These journalling prompts come from Rachel Macy Stafford's Soul Shift Lift course, which I'm finding really valuable right now as I'm looking to use this Lent to deepen all my relationships: with God, but also with my children in particular.
Do you find yourself obsessing over doing things perfectly?
I'm not sure perfection is the right word for the problem, although I struggle to come up with another. I really don't think of myself as a perfectionist - one look at my house will assure you I'm not, and my husband is much better at putting things away, making things orderly and so on: I think of myself as the sloppy one.
But for the first time, after listening to Rachel's talk, I connected perfectionism to something I do. She described being so anxious, worried and annoyed at leaving home for a holiday because she had so many things in her mind - inconsequential things like the dishwasher wasn't empty, they were a bit late on the road... and I definitely do that. I hate being late, and when we get delayed I do get very anxious and I start snapping at people. I hurry my kids along. I get annoyed. It's very hard to snap out of that and be present in a moment that I don't want to be in - I want to be relaxed, but being late does not make me feel relaxed.
I guess there are two points to take from this. Firstly, is asking myself: how bad is it to be late for this? Letting a friend wait for five minutes is not as terrible as missing an appointment and being turned away for being late, for example. I don't like to let anybody wait, but a friend will be okay with it (to a degree).
Secondly, learn how to be ready for things within good time. I read somewhere that Barack Obama was always the first in a meeting, always at least 20 minutes early anywhere, because that gave him the advantage of owning the room as he greeted those arriving as well as giving him time to be composed and present.

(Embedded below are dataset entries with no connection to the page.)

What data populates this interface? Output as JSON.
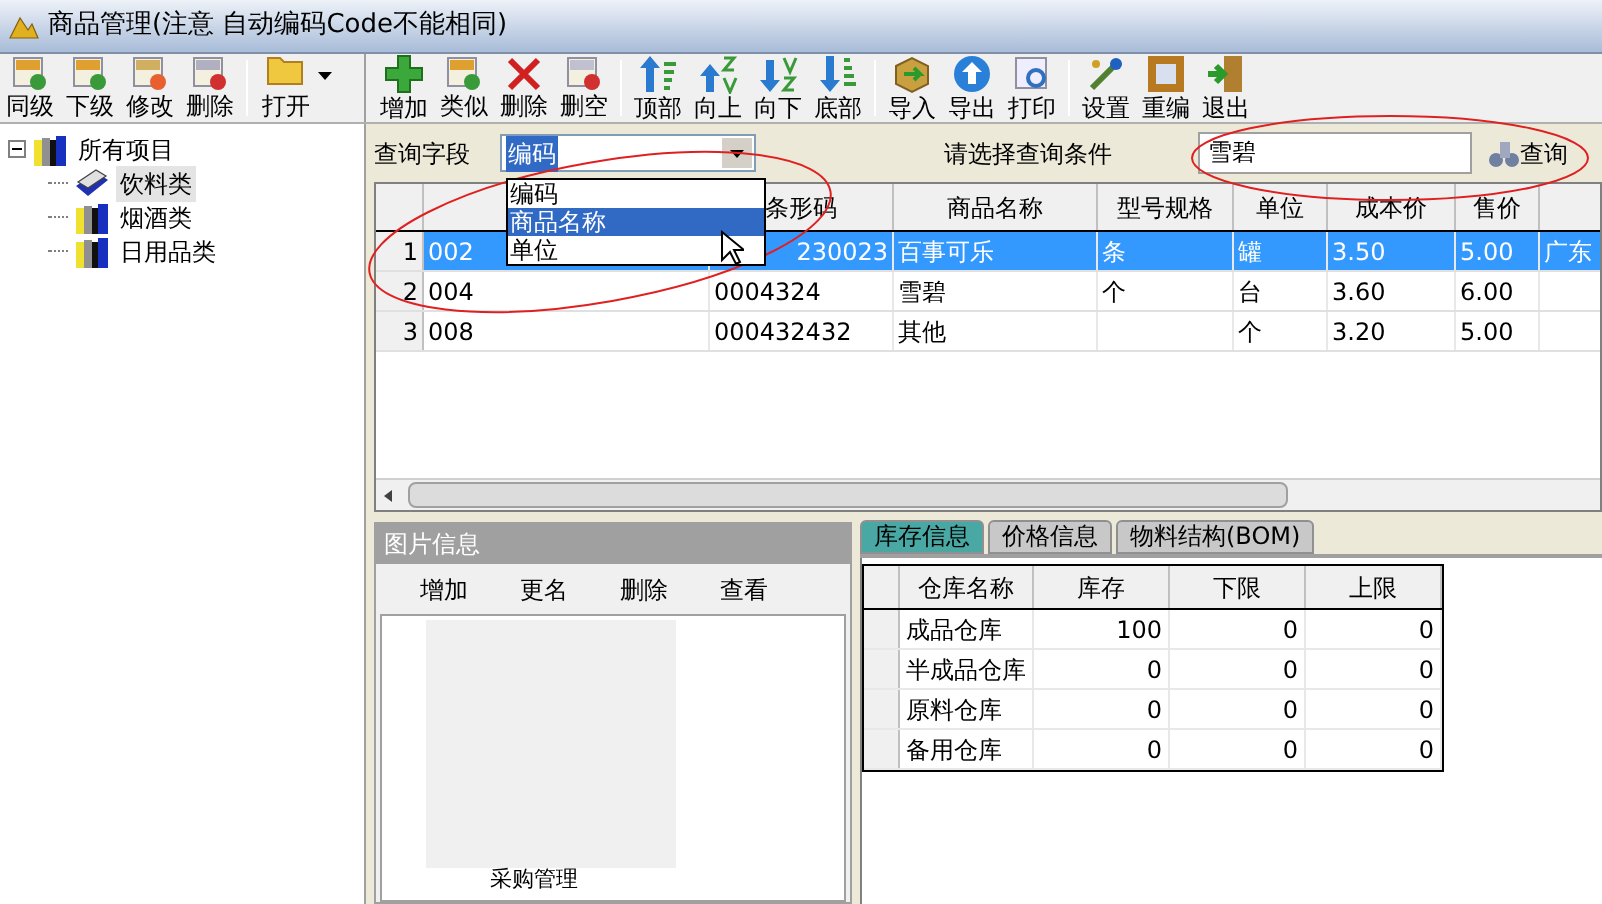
{
  "window": {
    "title": "商品管理(注意 自动编码Code不能相同)"
  },
  "tree_toolbar": {
    "buttons": [
      "同级",
      "下级",
      "修改",
      "删除"
    ],
    "open_button": "打开"
  },
  "main_toolbar": {
    "groups": [
      [
        "增加",
        "类似",
        "删除",
        "删空"
      ],
      [
        "顶部",
        "向上",
        "向下",
        "底部"
      ],
      [
        "导入",
        "导出",
        "打印"
      ],
      [
        "设置",
        "重编",
        "退出"
      ]
    ]
  },
  "tree": {
    "items": [
      {
        "label": "所有项目",
        "expanded": true,
        "selected": false,
        "children": [
          {
            "label": "饮料类",
            "selected": true
          },
          {
            "label": "烟酒类",
            "selected": false
          },
          {
            "label": "日用品类",
            "selected": false
          }
        ]
      }
    ]
  },
  "query": {
    "field_label": "查询字段",
    "field_value": "编码",
    "options": [
      {
        "label": "编码",
        "selected": false
      },
      {
        "label": "商品名称",
        "selected": true
      },
      {
        "label": "单位",
        "selected": false
      }
    ],
    "condition_label": "请选择查询条件",
    "search_value": "雪碧",
    "search_button": "查询"
  },
  "table": {
    "columns": [
      "",
      "条形码",
      "商品名称",
      "型号规格",
      "单位",
      "成本价",
      "售价",
      ""
    ],
    "rows": [
      {
        "index": "1",
        "selected": true,
        "cells": [
          "002",
          "230023",
          "百事可乐",
          "条",
          "罐",
          "3.50",
          "5.00",
          "广东"
        ]
      },
      {
        "index": "2",
        "selected": false,
        "cells": [
          "004",
          "0004324",
          "雪碧",
          "个",
          "台",
          "3.60",
          "6.00",
          ""
        ]
      },
      {
        "index": "3",
        "selected": false,
        "cells": [
          "008",
          "000432432",
          "其他",
          "",
          "个",
          "3.20",
          "5.00",
          ""
        ]
      }
    ]
  },
  "picture_panel": {
    "title": "图片信息",
    "buttons": [
      "增加",
      "更名",
      "删除",
      "查看"
    ],
    "caption": "采购管理"
  },
  "tabs": [
    {
      "label": "库存信息",
      "selected": true
    },
    {
      "label": "价格信息",
      "selected": false
    },
    {
      "label": "物料结构(BOM)",
      "selected": false
    }
  ],
  "stock_table": {
    "columns": [
      "仓库名称",
      "库存",
      "下限",
      "上限"
    ],
    "rows": [
      [
        "成品仓库",
        "100",
        "0",
        "0"
      ],
      [
        "半成品仓库",
        "0",
        "0",
        "0"
      ],
      [
        "原料仓库",
        "0",
        "0",
        "0"
      ],
      [
        "备用仓库",
        "0",
        "0",
        "0"
      ]
    ]
  }
}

Somehow I always cut it fine - I hate being late, but I also never try to arrive early. That is silly, it's a setup for stress! So, my resolution for this is to always aim to be 10-20 minutes early, and then if there's a bit of a delay there won't be the stress and anxiety that I put on my children so unfairly.
Do you have trouble meeting your own standards? Do your loved ones meet your standards? What are the costs of these standards?
My standards are generally low, haha! No, that's not true actually. The other week we discussed where our self worth comes from, and I said mine is usually efficiency and competence. So my standards of efficiency and competence, when infringed, do cause me to get annoyed or anxious. I can't think of examples at the moment except the lateness issue, because Mr. tends to be so much more relaxed about being late than I am - often, I am ready and I have the kids ready and he still calmly gets this and that, checks things, generally carries on without a care in the world - as if we had all the time in the world. This does anger me.
Partly the problem, I think, is mental load. I generally carry the mental load, the responsibility for all the little things. Like Rachel, who was angry about the dishwasher not being empty as they went on holiday: that is a typical mental load thing that men just don't seem to take on. I have everything in my head when we go out: what clothes / shoes the kids need, what snacks need packing, what do we leave behind, where are we going, what will we do there and who will we meet, etc. etc. it is a huge, exhaustive list. Whereas Mr. just picks up what he needs and gets in the car when he's good and ready. I can't make him carry mental load, it just naturally falls to me (and to be fair, I don't get involved in his mental load that he carries for his work as well as any building/DIY work in the house), but better preparation and possibly communication could help.
Choose one standard that you could lower. Would it still be ok?
As I said above, I could try and become a bit more at ease about being late - or actually aim to be early instead. Either would lower the anxiety / annoyance moments we tend to deal with when leaving the house!